Artikel ini saya tulis 4 tahun yang lalu tepatnya January 22, 2010 at 9:31am di FB. memang Judul yang agaknya terlalu ekstrim…..namun ungkapan ini yang sudah sejak lama saya pendam dan ingin saya ungkapkan. dan kembali mengusik pikiraan saya malam ini!

Ku coba posting lagi tulisan ini berharap bisa menjadi bahan perenungan kita semua para tenaga kesehatan. Mohon maaf jika bahasanya kurang begitu berkenan, namun maksud saya murni hanya ingin menggugah minat dan niat para tenaga kesehatan yang mungkin masih “tertidur”.

 Saya adalah seorang bidan …namun masih bisa di katakan yunior lah…orang bisa dikatakan senior bila masa kerja dan pengalamannya > 20tahun. (udah banyak makan manis asinnya dunia) latar belakang saya adalah SPK bekerja sebagai perawat di beberapa RS dan melanjutkan pendidikan bidan sampai sekarang kebetulan sudah lulus S2 MKIA (Magister Kesehatan Ibu dan Anak).

Sejak tahun 2004 mulai tertarik dengan ilmu hypnotherapy. Bermula dari mengikuti workshop hypnotherapy bersama Romy Rafael dan 2005/2006 mulai bergabung dengan bu Lanny Kuswandi ternyata masih banyak sekali ilmu yang belum saya kuasai. sampai sekarang saya harus masih belajar dengan berbagai kasus yang ada di lapangan.

hypnotherapy & hypno-birthing bukanlah suatu ilmu yang sulit dipelajari, sebaliknya hypnotherapy&hypno-birthing adalah suatu ilmu yang sangat sangat dan sangat mudah sekali di pelajari. siapapun dengan background apapun bisa mempelajarinya. namun dilapangan, penerapan hypnotherapy dan hypno-birthing tidak segampang dan sesederhana itu.
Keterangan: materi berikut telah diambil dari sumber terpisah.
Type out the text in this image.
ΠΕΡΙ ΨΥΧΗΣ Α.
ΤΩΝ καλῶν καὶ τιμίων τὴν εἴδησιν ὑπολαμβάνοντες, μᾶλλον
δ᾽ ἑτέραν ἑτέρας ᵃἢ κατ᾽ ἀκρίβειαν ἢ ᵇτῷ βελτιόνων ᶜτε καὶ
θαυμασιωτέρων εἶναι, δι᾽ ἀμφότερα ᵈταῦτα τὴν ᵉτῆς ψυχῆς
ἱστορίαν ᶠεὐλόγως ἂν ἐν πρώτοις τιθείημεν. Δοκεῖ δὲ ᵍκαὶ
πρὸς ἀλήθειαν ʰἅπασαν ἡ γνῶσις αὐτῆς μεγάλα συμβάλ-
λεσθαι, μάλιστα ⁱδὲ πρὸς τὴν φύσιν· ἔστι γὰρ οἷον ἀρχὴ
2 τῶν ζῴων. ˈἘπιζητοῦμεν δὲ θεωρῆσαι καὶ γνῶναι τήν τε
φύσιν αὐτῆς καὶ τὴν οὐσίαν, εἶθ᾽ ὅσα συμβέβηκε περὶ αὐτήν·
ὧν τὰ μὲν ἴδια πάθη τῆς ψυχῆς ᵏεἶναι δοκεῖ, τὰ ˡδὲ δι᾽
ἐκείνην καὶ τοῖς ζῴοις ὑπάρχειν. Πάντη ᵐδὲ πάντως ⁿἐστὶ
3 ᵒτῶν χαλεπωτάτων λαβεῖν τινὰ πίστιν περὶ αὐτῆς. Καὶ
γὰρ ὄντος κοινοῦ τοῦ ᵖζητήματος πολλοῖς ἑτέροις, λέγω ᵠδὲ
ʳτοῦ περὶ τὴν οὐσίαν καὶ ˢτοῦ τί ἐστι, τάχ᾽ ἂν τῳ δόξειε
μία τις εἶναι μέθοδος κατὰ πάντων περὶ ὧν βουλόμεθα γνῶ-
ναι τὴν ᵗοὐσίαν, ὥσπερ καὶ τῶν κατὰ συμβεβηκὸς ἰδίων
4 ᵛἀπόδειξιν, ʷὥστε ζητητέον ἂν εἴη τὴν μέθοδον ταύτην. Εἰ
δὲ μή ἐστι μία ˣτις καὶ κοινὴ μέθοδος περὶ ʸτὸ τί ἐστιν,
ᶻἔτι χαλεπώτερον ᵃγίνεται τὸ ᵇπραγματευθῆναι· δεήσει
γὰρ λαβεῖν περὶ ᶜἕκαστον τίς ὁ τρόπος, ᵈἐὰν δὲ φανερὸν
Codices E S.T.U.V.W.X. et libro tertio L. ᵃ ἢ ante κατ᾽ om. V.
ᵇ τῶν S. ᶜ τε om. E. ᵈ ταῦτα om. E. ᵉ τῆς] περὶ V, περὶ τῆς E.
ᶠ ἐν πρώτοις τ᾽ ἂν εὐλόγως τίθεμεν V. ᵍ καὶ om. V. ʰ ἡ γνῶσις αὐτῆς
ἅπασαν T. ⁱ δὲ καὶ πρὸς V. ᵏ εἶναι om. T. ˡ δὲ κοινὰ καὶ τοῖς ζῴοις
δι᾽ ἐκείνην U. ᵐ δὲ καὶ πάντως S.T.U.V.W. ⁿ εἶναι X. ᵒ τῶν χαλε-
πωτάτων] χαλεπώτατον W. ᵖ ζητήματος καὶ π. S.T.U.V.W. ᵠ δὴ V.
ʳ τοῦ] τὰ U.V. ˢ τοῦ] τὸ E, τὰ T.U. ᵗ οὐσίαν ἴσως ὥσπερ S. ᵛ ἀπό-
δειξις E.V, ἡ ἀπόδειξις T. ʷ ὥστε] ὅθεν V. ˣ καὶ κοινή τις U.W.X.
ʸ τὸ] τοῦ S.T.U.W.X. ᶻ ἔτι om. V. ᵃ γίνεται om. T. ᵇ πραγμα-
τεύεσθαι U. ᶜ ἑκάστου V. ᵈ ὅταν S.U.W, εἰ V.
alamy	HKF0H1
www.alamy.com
seorang therapist harus mengetahui dengan jelas dan memahami anatomi fisiologi fungsi tubuh manusia juga patofisiologi sebuah perjalanan penyakit. selain itu therapist harus mengetahui ilmu psikologi juga perkembangan jiwa seseorang….(tidak mudah….tapi juga tidak sulit bila mau belajar) di lapangan saat menerapkan hypnotherapy dan hypno-birthing kita tidak boleh “pukul rata” semua. karena manusia itu unik….antara individu A dengan individu yang lain pasti berbeda. Hypnotherapy dan hypno-birthing bukanlah suatu metode yang FREE dari efek samping…. pada kondisi kejiawaan tertentu kadang efek sampingnya bisa Abreaksi yang diwujudkan dalam berbagai gejala dan tindakan klien saat therapy berlangsung….dan apabila abreaksi tersebut berlebihan dan tidak bisa ditangani hanya dengan verbal otomatis penanganannya satu satunya adalah suntik Vallium. nah kalo udah begini kita harus lihat lagi skill dan kewenangan therapist… apa jadinya bila kasus ini terjadi pada saat sesi therapy yang notabenenya therapist tersebut tidak mempunyai background medical sama sekali?